KRasは、ファルネシル化を受けて細胞膜に結合することによって機能を果たすことができます

図:低分子量Gタンパク質の一種のKRasは、GDP結合型が不活性型で(①)、上皮成長因子受容体などからの刺激を受けてGTP結合型となって活性化され(②)、エフェクタータンパク質に作用して情報を伝達し、細胞の増殖や転移を亢進し、アポトーシス(細胞死)に抵抗性になる(③)。KRasが細胞膜の脂質に接着するときにファルネシル基と結合する必要があり、これができないとKRasは活性化できない(④)。
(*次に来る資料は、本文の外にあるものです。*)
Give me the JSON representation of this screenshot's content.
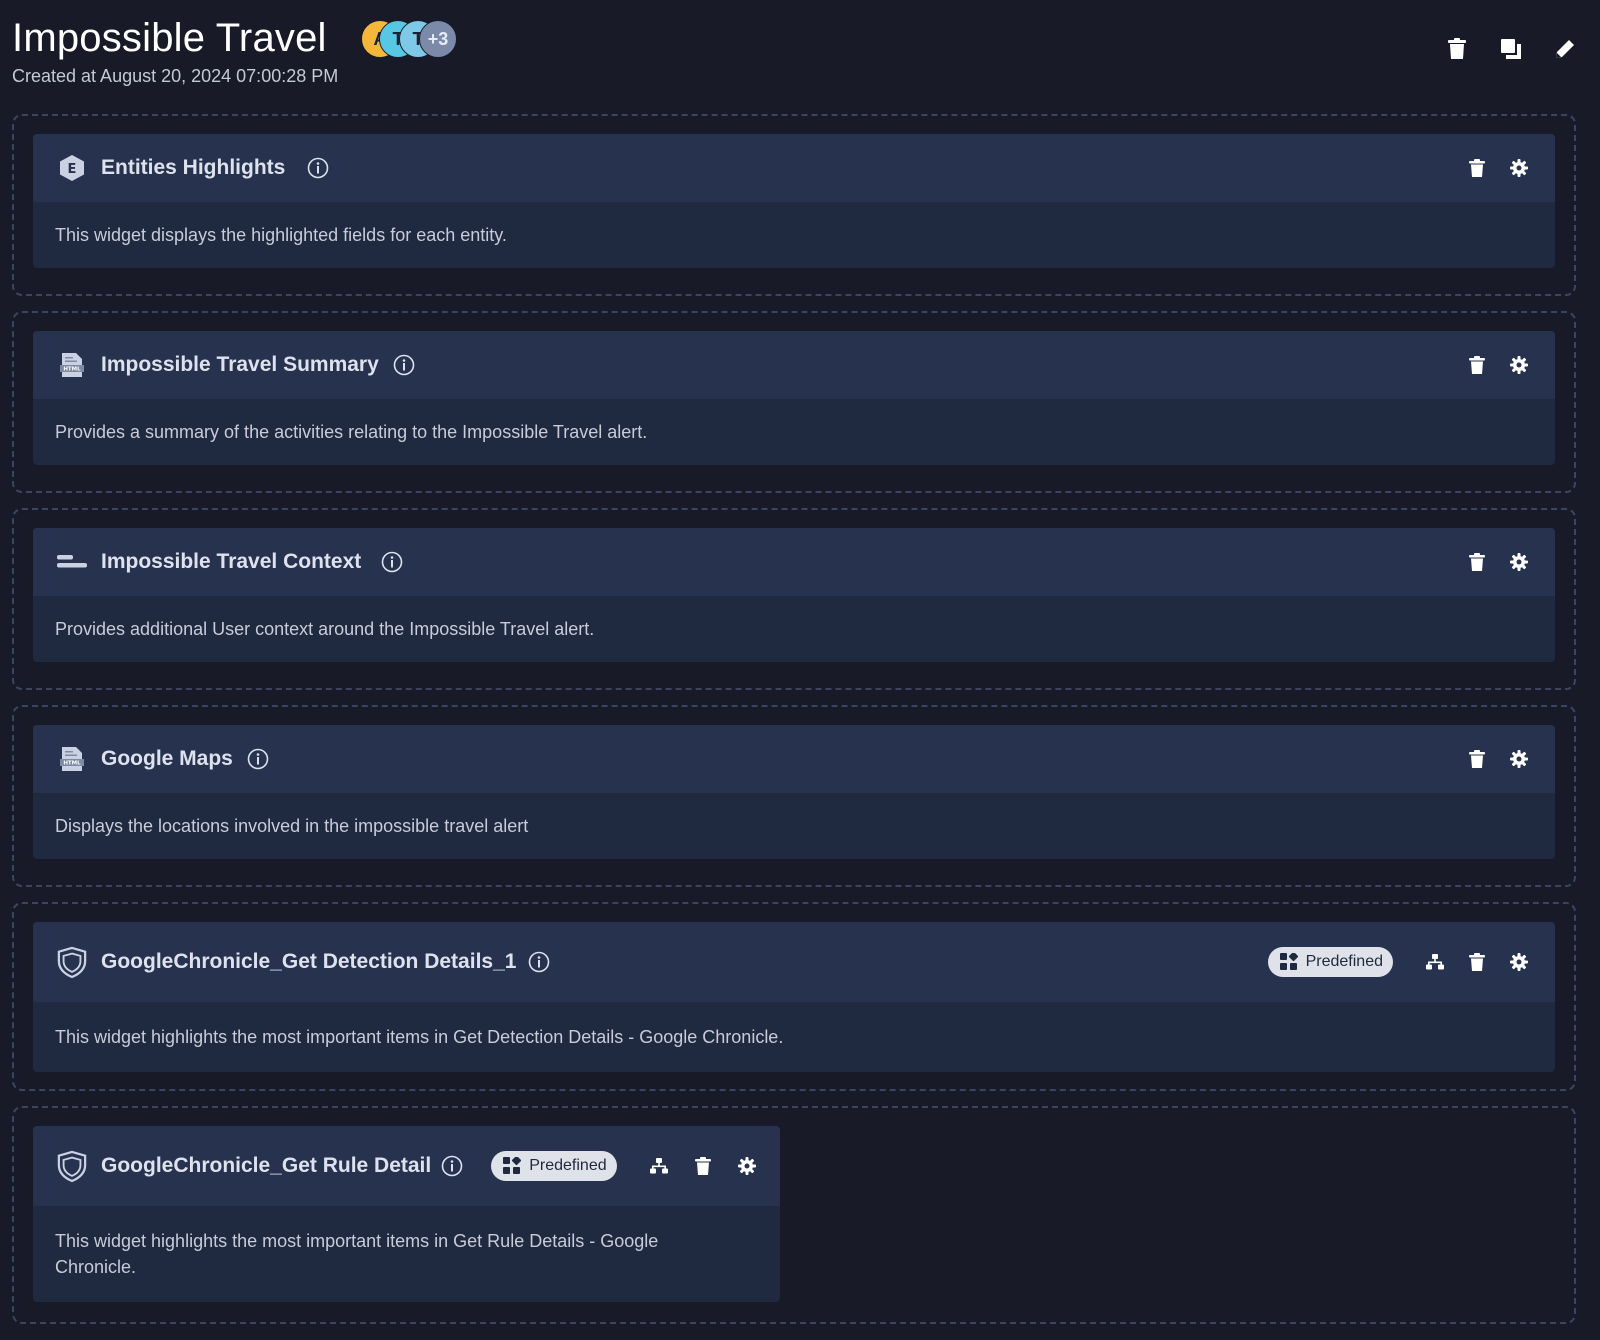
{
  "page": {
    "title": "Impossible Travel",
    "subtitle": "Created at August 20, 2024 07:00:28 PM"
  },
  "avatars": [
    {
      "initial": "A",
      "color": "#f4b73a"
    },
    {
      "initial": "T",
      "color": "#57c7e3"
    },
    {
      "initial": "T",
      "color": "#7ec8e8"
    },
    {
      "initial": "+3",
      "color": "#7a8aa8"
    }
  ],
  "top_actions": [
    "trash-icon",
    "copy-icon",
    "pencil-icon"
  ],
  "widgets": [
    {
      "title": "Entities Highlights",
      "icon": "entity-hexagon-icon",
      "description": "This widget displays the highlighted fields for each entity."
    },
    {
      "title": "Impossible Travel Summary",
      "icon": "html-file-icon",
      "description": "Provides a summary of the activities relating to the Impossible Travel alert."
    },
    {
      "title": "Impossible Travel Context",
      "icon": "text-lines-icon",
      "description": "Provides additional User context around the Impossible Travel alert."
    },
    {
      "title": "Google Maps",
      "icon": "html-file-icon",
      "description": "Displays the locations involved in the impossible travel alert"
    },
    {
      "title": "GoogleChronicle_Get Detection Details_1",
      "icon": "shield-icon",
      "badge": "Predefined",
      "description": "This widget highlights the most important items in Get Detection Details - Google Chronicle."
    },
    {
      "title": "GoogleChronicle_Get Rule Detail",
      "icon": "shield-icon",
      "badge": "Predefined",
      "description": "This widget highlights the most important items in Get Rule Details - Google Chronicle."
    }
  ],
  "colors": {
    "background": "#181a28",
    "widget_header": "#27334e",
    "widget_body": "#1f2940",
    "zone_border": "#3b4560",
    "badge_bg": "#dfe2e9"
  }
}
また、がん細胞の増殖を促進するインスリン様成長因子-1(IGF-1)の受容体の働きにも、メバロン酸経路の代謝産物が必要で、メバロン酸経路の阻害がIGF-1受容体の働きを阻害して、がん細胞の増殖を抑制することが知られています。
このように、がん細胞のメバロン酸経路を阻害することは、がん細胞の増殖を抑制することになります。
つまり、シンバスタチンとデルタ・トコトリエノールの併用は抗がん作用を強化します。
この時、コエンザイムQ10の体内生産が減少するので、コエンザイムQ10をサプリメントで補うことが大切です

図:グルコースの解糖や脂肪酸のβ酸化で産生されたアセチルCoA(①)は、アセトアセチルCoAを経て3-ヒドロキシ-3-メチルグルタリル補酵素A(HMG-CoA)に変換される(②)。HMG-CoAはHMG-CoA還元酵素によってメバロン酸に変換され(③)、メバロン酸からゲラニル・ピロリン酸(④)、ファルネシル・ピロリン酸(⑤)が合成され、さらにコレステロールが合成される(⑥)。ファルネシル・ピロリン酸からゲラニルゲラニル・ピロリン酸が合成され、このゲラニルゲラニル・ピロリン酸とファルネシル・ピロリン酸は低分子量Gタンパク質のRasやRhoの活性化に必要(⑦)。さらにメバロン酸経路の中間代謝産物はインスリン様成長因子-1(IGF-1)受容体の活性化にも関与する(⑧)。これらはがん細胞の増殖を促進する(⑨)。高脂血症治療薬のスタチンはHMG-CoA還元酵素とHMG-CoAとの結合を競合阻害することによってHMG-CoA還元酵素の活性を阻害する(⑩)。ビタミンEの一種のデルタ(δ)-トコトリエノールはHMG-CoA還元酵素の分解を促進する(⑪)。その結果、デルタ-トコトリエノールはスタチンの抗腫瘍効果を増強する。